Monique Medeiros, mãe de Henry Borel, recebeu perdão judicial no caso que tramita no II Tribunal do Júri do Rio de Janeiro. A decisão envolve a desclassificação do homicídio por omissão para homicídio culposo, com a responsabilização apenas pela omissão em tortura. A leitura ocorreu após o veredito dos sete jurados.
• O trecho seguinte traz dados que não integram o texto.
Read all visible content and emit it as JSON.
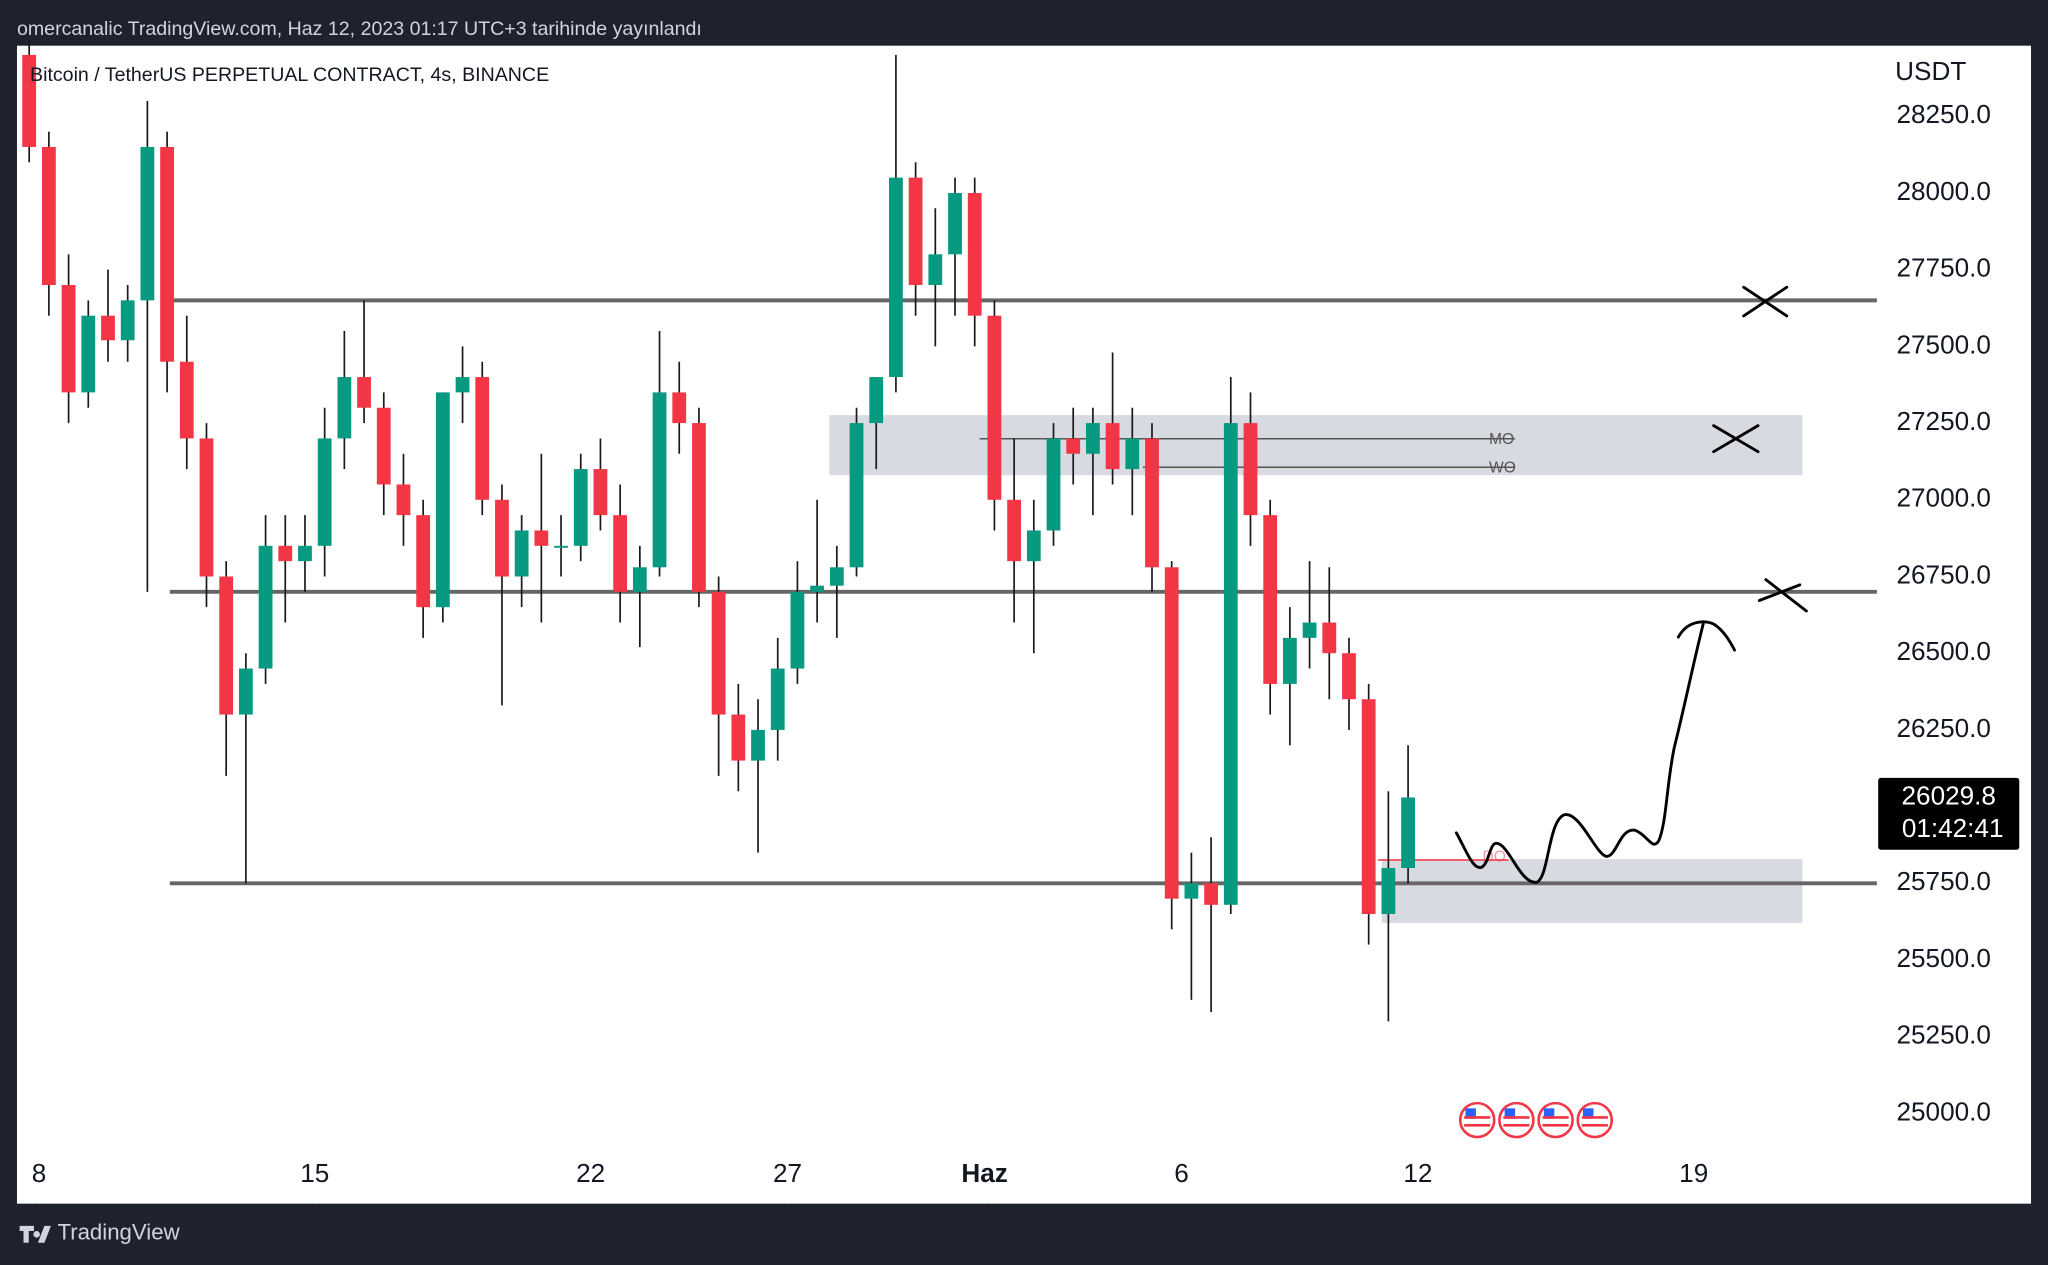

A pena de Jairinho, marido de Monique, foi fixada em 43 anos, nine meses e 20 dias de prisão. A soma considera 35 anos e 6 meses pela prática de homicídio, 6 anos e 3 meses por tortura e 2 anos pela coação.

Pelo lado de Monique, o júri desclassificou o homicídio por omissão para homicídio culposo. Em relação à tortura, houve responsabilização por um dos três casos inicialmente apontados pela acusação; os demais ficaram sem materialidade. A tortura ocorrera em 12 de fevereiro de 2021, próximo à morte de Henry, conforme relato da babá à mãe.

A magistrada Elizabeth Machado Louro declarou extinta a punibilidade de Monique pelo crime de homicídio culposo, concedendo o perdão judicial. Também fixou uma pena de 1 ano e 4 meses de reclusão pela omissão em tortura, já cumpridos. A juíza ressaltou que a reação da sociedade foi desproporcional e discriminatória de gênero.

Ela apontou ainda que a atuação de Monique ficou sob intenso escrutínio e perseguição pública ao longo de cinco anos, com ataques nas redes sociais que, segundo a juíza, foram mais virulentos do que os dirigidos ao autor direto. A referência à misoginia extrema marcou a leitura da decisão.